Dictionaries, e-book readers, and religious text references appear to be the most popular. On the other hand, casual games appear to dominate the Game category.

## 5. Conclusion

The analysis in this project was to identify the type of app I would recommend developing if the business model is to attract users and earn revenues through ads. There appears to be no clear answer but references or educational apps that are interactive or 'gamified' seem to hold some promise.
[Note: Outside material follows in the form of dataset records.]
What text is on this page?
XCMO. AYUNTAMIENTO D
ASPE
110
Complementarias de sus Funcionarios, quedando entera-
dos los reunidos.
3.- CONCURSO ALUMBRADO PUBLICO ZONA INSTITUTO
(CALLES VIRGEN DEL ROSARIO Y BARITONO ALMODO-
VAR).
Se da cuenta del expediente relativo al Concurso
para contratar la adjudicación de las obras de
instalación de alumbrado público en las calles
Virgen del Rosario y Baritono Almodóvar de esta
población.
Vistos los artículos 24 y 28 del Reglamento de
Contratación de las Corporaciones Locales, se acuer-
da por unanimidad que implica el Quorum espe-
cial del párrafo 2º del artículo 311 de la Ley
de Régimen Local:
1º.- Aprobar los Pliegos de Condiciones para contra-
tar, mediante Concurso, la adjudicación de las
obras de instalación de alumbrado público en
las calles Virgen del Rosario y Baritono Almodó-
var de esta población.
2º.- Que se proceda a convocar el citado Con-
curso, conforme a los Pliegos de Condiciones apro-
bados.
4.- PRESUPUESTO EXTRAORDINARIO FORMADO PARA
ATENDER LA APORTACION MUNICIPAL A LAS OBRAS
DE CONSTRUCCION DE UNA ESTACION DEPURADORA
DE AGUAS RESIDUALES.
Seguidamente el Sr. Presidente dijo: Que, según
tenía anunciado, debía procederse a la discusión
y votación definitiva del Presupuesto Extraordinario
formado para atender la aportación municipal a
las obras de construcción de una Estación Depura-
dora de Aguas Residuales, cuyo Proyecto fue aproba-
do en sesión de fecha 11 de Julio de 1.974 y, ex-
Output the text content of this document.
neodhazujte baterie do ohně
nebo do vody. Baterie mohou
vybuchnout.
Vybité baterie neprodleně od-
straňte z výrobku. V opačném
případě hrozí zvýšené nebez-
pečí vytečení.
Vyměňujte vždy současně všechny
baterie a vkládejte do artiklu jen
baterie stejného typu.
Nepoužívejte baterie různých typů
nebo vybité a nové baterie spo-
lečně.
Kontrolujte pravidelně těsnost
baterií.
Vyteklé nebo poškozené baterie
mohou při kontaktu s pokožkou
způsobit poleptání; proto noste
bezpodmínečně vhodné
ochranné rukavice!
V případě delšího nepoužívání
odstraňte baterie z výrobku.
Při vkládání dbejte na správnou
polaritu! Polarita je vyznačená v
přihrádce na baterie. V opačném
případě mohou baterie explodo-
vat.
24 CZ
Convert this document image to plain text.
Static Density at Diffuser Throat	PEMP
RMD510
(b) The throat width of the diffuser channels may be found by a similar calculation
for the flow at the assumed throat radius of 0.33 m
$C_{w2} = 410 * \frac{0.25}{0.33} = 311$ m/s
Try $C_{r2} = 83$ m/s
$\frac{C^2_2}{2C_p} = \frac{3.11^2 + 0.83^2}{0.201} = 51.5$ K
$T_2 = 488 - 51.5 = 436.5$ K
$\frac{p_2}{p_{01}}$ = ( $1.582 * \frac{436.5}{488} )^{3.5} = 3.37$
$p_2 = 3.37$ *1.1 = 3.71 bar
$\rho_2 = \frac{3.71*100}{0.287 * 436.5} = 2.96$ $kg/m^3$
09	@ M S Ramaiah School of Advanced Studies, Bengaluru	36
The company can develop primary-school level reference materials (nursery rhymes, short stories) that are interactive which means we could add simple mini-games (word matching, fill in the blanks, image matching) that grant the user some experience points of some sort.

For the more mature demographic, the company could create an app that recommends books or movies based on what the user indicates to be the movies or books he likes. The app can contain some basic information on movies and books.